Estas encantadoras damas, extraviadas en la noche, una vez desaparecida su rivalidad, volvieron a ser las amigas más sinceras; olvidaron las malas palabras dichas y serenamente se preguntaban cuál sería el mejor camino a seguir en su situación actual. Pronto convinieron que, dado que Demetrio había renunciado a sus pretensiones sobre Hermia, se empeñaría en convencer a su padre para que éste revocara la cruel sentencia de muerte que se le había impuesto. Demetrio se disponía a regresar a Atenas con tan cordial propósito, cuando fueron sorprendidos por la aparición de Egeo, el padre de Hermia, que había llegado al bosque en pos de su hija fugitiva.

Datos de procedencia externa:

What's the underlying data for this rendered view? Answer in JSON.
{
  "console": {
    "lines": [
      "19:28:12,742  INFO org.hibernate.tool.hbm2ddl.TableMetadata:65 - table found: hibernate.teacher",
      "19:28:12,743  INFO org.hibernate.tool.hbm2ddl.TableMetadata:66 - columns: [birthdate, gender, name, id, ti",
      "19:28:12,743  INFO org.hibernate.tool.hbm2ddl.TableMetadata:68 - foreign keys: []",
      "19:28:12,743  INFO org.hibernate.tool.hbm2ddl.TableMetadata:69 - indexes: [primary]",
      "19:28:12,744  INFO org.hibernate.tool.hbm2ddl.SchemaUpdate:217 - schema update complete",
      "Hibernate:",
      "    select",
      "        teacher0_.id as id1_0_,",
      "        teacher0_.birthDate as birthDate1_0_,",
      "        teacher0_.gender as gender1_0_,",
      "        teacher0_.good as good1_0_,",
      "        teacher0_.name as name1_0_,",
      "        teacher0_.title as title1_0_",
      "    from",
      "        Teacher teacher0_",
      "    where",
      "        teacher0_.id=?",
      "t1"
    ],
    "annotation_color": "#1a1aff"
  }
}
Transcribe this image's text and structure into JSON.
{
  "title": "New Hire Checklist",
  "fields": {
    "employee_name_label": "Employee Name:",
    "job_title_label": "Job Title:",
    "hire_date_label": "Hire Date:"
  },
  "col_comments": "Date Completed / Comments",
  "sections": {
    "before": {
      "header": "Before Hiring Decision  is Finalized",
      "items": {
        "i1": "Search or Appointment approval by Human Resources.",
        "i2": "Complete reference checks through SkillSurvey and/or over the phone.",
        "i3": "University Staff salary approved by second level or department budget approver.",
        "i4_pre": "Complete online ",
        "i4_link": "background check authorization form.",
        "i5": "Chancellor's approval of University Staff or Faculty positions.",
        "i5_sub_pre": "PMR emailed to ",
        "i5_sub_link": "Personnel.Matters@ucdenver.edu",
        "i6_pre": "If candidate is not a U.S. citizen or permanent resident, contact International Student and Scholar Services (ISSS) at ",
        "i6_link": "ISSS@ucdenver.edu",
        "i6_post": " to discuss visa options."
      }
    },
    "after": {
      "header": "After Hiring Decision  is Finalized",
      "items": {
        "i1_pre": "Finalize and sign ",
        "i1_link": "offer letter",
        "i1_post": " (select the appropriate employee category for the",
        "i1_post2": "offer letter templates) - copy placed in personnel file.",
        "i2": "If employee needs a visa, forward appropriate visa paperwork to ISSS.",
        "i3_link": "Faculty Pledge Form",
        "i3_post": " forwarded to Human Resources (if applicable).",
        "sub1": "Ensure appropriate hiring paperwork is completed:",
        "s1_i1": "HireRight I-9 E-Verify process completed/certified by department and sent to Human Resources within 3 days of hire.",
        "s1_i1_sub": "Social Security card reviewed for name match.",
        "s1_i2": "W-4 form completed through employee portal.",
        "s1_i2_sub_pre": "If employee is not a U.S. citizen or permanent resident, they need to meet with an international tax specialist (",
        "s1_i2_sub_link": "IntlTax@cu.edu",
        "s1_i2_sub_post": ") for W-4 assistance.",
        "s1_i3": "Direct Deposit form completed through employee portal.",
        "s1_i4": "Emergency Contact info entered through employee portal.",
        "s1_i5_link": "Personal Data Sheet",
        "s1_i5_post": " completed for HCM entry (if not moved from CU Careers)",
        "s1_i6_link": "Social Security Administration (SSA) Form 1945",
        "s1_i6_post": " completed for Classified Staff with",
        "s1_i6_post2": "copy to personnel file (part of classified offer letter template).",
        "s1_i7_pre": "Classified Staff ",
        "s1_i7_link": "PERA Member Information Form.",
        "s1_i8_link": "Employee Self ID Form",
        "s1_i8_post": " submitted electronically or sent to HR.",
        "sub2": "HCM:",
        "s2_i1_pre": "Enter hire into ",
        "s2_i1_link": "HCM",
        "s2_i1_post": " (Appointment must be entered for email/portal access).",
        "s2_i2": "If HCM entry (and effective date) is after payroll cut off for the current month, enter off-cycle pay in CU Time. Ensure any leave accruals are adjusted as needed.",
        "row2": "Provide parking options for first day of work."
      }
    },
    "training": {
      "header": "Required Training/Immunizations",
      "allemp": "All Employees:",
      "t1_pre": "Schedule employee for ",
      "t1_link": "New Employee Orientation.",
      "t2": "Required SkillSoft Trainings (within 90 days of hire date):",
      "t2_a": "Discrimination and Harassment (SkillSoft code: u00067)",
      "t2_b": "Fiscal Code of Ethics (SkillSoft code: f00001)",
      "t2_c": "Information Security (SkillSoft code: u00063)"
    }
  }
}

Cuando comprendió que Demetrio ya no se casaría con su hija, dejó de oponerse a su matrimonio con Lisandro, y dio su consentimiento para que el matrimonio se realizara en un plazo de cuatro días, que era la misma fecha en que Hermia había sido condenada a morir. También en ese día la feliz Helena aceptó casarse con su amado, y ahora fiel, Demetrio.
El rey y la reina de las hadas, espectadores invisibles de la reconciliación, contemplaron el final feliz de esta historia de enamorados, debido a los buenos oficios de Oberón, y esto les produjo tal satisfacción, que los bondadosos espíritus decidieron celebrar las próximas nupcias con juegos y diversiones en todo el reino de las hadas.
Y si a alguien le molesta esta historia de hadas y sus extravagancias, por juzgarlas increíbles y extrañas, no tiene más que pensar que ha estado dormido y soñando, y que todas estas aventuras han sido las creaciones de un sueño; y espero que ninguno de mis lectores sea tan insensato como para sentirse ofendido por un bello e inofensivo sueño de una noche de verano.